The clinic we use in Ontario probably for tired of registered patients going to other doctors, but we had no choice. We couldn’t get appointments with our doctor for weeks if not months. They started displaying posters warning us against going to other clinics but I don’t recall there being any of getting struck off the list as a result.
The clinic started offering walk in appointments on Saturday mornings for registered patients as well as evening appointments for more urgent, non emergencies.
Now they’re slow starting to charge for more and more small things that used to be covered by OHIP.
I’m glad I moved to BC. You can see your doc, if they think they will be busy on the day you need to get a result checked or follow up test they have even suggested going to another clinic. They all share the medical database to send details to other docs, and lab results are online. I have not come across this aggression to patients getting service elswhere that the primary place could not provide
We’re seriously pondering a move to BC for various reasons, specifically to the island. Hopefully healthcare will be better than here!
You’ll never see a doctor on the island, it’s one of the many reasons we left
Damn that’s a shame. I guess the whole country is screwed, from what I hear.
Keep voting against your own self interest, Ontario…
For most of Ontario, voting at all would be a step in the right direction.
Yup, but the voting system is fucked too. 17% of eligible voters gave Dug the Thug a 60-something% majority.

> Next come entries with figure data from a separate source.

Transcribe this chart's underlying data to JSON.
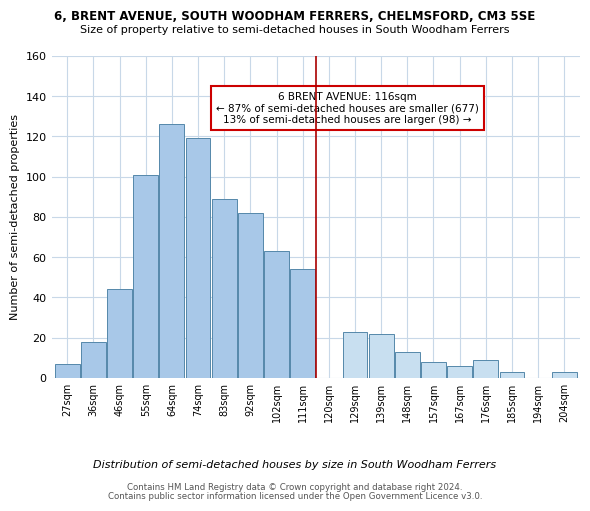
{
  "title1": "6, BRENT AVENUE, SOUTH WOODHAM FERRERS, CHELMSFORD, CM3 5SE",
  "title2": "Size of property relative to semi-detached houses in South Woodham Ferrers",
  "xlabel": "Distribution of semi-detached houses by size in South Woodham Ferrers",
  "ylabel": "Number of semi-detached properties",
  "footer1": "Contains HM Land Registry data © Crown copyright and database right 2024.",
  "footer2": "Contains public sector information licensed under the Open Government Licence v3.0.",
  "bin_labels": [
    "27sqm",
    "36sqm",
    "46sqm",
    "55sqm",
    "64sqm",
    "74sqm",
    "83sqm",
    "92sqm",
    "102sqm",
    "111sqm",
    "120sqm",
    "129sqm",
    "139sqm",
    "148sqm",
    "157sqm",
    "167sqm",
    "176sqm",
    "185sqm",
    "194sqm",
    "204sqm"
  ],
  "bar_heights": [
    7,
    18,
    44,
    101,
    126,
    119,
    89,
    82,
    63,
    54,
    0,
    23,
    22,
    13,
    8,
    6,
    9,
    3,
    0,
    3
  ],
  "property_bin_index": 10,
  "property_label": "6 BRENT AVENUE: 116sqm",
  "annotation_line1": "← 87% of semi-detached houses are smaller (677)",
  "annotation_line2": "13% of semi-detached houses are larger (98) →",
  "bar_color_left": "#a8c8e8",
  "bar_color_right": "#c8dff0",
  "vline_color": "#aa0000",
  "annotation_box_color": "#cc0000",
  "ylim": [
    0,
    160
  ],
  "yticks": [
    0,
    20,
    40,
    60,
    80,
    100,
    120,
    140,
    160
  ]
}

Burn out? Tired of BS? No viable therapeutic relationship?
Did you read the article?
The other is an enrollment system, in which doctors are paid per patient, regardless of how many times they see them. However, under the enrolment or rostered system, every time that patient seeks care elsewhere, the family physician is deducted part of the available funding. “It ranges anywhere from 50 to 100 per cent,” Toronto Dr. Fred Freedman told CTV News Toronto.
That is a stupid system that had absolutely no input from healthcare professionals and a lot from people that want to privatize healthcare.
You… just described what I was talking about.
Burn out? Tired of BS? No viable therapeutic relationship?
Each time the patient sees a different doctor it hurts the family doctor financially, that is why they are “firing” patients. Nothing to do with any other factor, just financial.
If patients see other doctors often enough (6 times in a year), or for things that get billed at a higher rate than a check-up (aka, basically everything), the family doctor will need to pay out more than the government paid them in the first place.